The Haus der Berliner Festspiele is a theater in Berlin (Schaperstraße 24, 10719 Berlin).

It was opened on 1 May 1963 as the "Theater der Freien Volksbühne". Previously, the West Berlin part of the former Volksbühne Berlin, the Freie Volksbühne Berlin, which was founded in 1948, had used the Theater am Kurfürstendamm as its venue from 1949 to 1963.

Under the direction of Erwin Piscator, the theatre moved into its own new building in 1963. The architect was Fritz Bornemann, who also designed the Deutsche Oper Berlin and the America Memorial Library in Berlin, among others. Rolf Hochhuth's tragedy Der Stellvertreter, which Intendant Piscator had premiered at the Theater am Kurfürstendamm in February 1963, was reopened here on 1 July 1963. Under artistic director Kurt Hübner (1973–1986), directors such as Peter Zadek, Klaus Michael Grüber and Hans Neuenfels offered avant-garde and risk-taking productions without a permanent ensemble. From 1986 to 1990 Neuenfels was artistic director, from 1990 to 1992 Hermann Treusch.

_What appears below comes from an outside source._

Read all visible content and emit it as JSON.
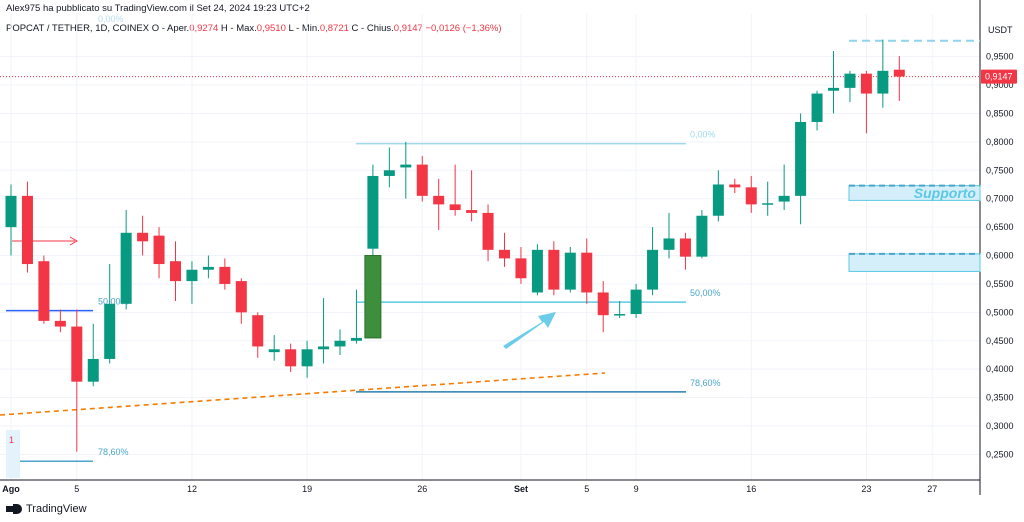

In 1992, the Senate of Berlin withdrew funding from the Theater der Freien Volksbühne, and in 1999 it was sold to an investor. In 2000, the theatre was rented by the federal government and made available to the Berliner Festspiele. In April 2001, it was reopened as the Haus der Berliner Festspiele and played host to events at various festivals throughout the year.
The house, with a capacity of well over 1,000 seats (Main Stage: 999, Side Stage: 280, Upper Foyer: 200, Rehearsal Stage: 100, Box Office Hall: 200), has remained almost unchanged to this day and is a listed building. Since its construction, the Berliner Festspiele has regularly used it for the Berliner Theatertreffen and international guest performances. As a festival and event venue, it presents international artists from all fields throughout the year, for example international authors every September as part of the Berlin International Literature Festival.